Collective morality is different. It is a set of created rules. We need intelligence to create and follow the rules. Those little kids and most animals will have problems with them.
Created rules are not connected to the fixed patterns of behavior anymore. We expect to see the variety of them being invented, changed, and discarded through history. Naturally, different social groups will have different sets of created and shared rules.
There is no such thing as universal objective morality. Personal values from one pattern will inevitably contradict the values from some other patterns. Created rules will follow the interests of different individuals and groups, and will contradict the rules created by their neighbours.

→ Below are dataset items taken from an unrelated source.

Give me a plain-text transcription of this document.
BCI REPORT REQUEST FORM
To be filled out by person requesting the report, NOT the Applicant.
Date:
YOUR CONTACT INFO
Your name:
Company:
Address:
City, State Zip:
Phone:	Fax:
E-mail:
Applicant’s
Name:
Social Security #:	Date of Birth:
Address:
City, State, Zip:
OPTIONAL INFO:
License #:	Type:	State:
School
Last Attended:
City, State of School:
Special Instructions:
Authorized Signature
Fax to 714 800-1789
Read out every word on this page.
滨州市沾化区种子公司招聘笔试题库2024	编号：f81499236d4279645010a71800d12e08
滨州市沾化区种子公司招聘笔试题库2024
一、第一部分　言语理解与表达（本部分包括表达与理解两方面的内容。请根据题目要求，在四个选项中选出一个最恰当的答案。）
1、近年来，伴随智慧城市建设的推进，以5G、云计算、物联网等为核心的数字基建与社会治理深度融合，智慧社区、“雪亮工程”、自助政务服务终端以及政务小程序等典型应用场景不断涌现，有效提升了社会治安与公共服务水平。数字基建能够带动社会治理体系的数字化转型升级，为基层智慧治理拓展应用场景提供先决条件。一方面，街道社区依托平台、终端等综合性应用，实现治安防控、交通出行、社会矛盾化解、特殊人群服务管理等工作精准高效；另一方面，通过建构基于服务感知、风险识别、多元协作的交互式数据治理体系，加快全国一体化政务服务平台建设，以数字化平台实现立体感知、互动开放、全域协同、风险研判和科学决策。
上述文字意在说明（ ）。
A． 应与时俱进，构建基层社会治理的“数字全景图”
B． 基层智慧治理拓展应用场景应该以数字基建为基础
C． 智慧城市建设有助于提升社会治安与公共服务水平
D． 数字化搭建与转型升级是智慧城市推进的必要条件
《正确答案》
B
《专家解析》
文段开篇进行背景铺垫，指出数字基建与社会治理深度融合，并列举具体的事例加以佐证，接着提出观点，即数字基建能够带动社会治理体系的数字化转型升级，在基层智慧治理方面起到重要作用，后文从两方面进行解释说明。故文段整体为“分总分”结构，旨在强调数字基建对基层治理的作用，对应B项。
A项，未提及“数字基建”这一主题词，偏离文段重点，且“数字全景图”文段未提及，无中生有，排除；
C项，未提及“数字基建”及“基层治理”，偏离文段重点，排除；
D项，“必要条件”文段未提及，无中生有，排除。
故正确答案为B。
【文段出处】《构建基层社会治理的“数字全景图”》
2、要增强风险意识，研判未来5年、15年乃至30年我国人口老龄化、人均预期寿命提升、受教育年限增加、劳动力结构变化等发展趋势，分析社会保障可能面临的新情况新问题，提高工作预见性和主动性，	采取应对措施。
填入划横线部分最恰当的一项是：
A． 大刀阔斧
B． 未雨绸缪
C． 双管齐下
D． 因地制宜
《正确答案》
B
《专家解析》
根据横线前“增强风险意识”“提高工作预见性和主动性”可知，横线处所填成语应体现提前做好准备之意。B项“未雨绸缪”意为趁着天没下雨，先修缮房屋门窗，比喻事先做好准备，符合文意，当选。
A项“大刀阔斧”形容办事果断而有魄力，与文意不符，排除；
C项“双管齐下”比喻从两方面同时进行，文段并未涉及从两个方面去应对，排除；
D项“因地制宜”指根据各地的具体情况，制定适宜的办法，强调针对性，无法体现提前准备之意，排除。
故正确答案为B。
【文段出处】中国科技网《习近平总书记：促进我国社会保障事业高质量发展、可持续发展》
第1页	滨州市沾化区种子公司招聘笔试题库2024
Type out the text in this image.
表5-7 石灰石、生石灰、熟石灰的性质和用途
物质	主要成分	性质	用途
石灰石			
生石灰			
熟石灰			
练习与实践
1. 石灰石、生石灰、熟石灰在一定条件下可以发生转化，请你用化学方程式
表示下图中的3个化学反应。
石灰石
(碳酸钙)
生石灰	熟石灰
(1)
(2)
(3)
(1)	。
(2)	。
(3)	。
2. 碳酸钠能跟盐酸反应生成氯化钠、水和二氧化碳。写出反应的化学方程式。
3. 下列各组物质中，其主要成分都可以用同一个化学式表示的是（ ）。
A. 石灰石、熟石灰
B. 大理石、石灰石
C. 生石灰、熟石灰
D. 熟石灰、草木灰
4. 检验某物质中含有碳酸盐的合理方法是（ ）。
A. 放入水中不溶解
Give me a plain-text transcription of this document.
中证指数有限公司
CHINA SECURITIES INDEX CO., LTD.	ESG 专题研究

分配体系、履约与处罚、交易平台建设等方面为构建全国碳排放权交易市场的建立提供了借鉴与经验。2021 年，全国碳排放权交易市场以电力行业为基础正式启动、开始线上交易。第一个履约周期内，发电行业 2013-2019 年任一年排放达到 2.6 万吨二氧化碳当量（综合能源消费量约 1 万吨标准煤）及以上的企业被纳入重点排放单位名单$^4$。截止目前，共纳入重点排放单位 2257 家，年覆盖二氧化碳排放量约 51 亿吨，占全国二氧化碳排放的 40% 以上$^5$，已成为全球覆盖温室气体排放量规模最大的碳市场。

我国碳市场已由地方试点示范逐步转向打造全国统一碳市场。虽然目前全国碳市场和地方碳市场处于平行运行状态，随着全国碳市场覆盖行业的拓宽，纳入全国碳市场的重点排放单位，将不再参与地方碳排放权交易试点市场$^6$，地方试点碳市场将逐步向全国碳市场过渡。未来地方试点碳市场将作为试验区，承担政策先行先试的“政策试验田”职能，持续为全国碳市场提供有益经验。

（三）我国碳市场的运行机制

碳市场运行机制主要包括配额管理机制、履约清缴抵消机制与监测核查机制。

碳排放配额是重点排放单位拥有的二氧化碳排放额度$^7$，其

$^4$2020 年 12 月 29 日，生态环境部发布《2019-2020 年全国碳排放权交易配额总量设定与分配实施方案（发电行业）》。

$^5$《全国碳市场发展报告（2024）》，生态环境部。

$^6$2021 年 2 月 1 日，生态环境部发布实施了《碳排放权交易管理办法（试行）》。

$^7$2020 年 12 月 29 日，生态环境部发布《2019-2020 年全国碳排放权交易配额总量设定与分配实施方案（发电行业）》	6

There are ways to balance the collective interests to some degree. However, the personal pattern-based values are fixed. The only way to change them is by switching patterns. But we cannot make all men use just one pattern for a long period of time. We need different patterns to sustain and develop civilization. This is the curse that humanity has to deal with. And all those theoretical alien civilizations will have the same problem as well. Actually, this can be a sad solution to the Fermi paradox. We are all doomed to never work together efficiently. And to colonize the universe we have to do that.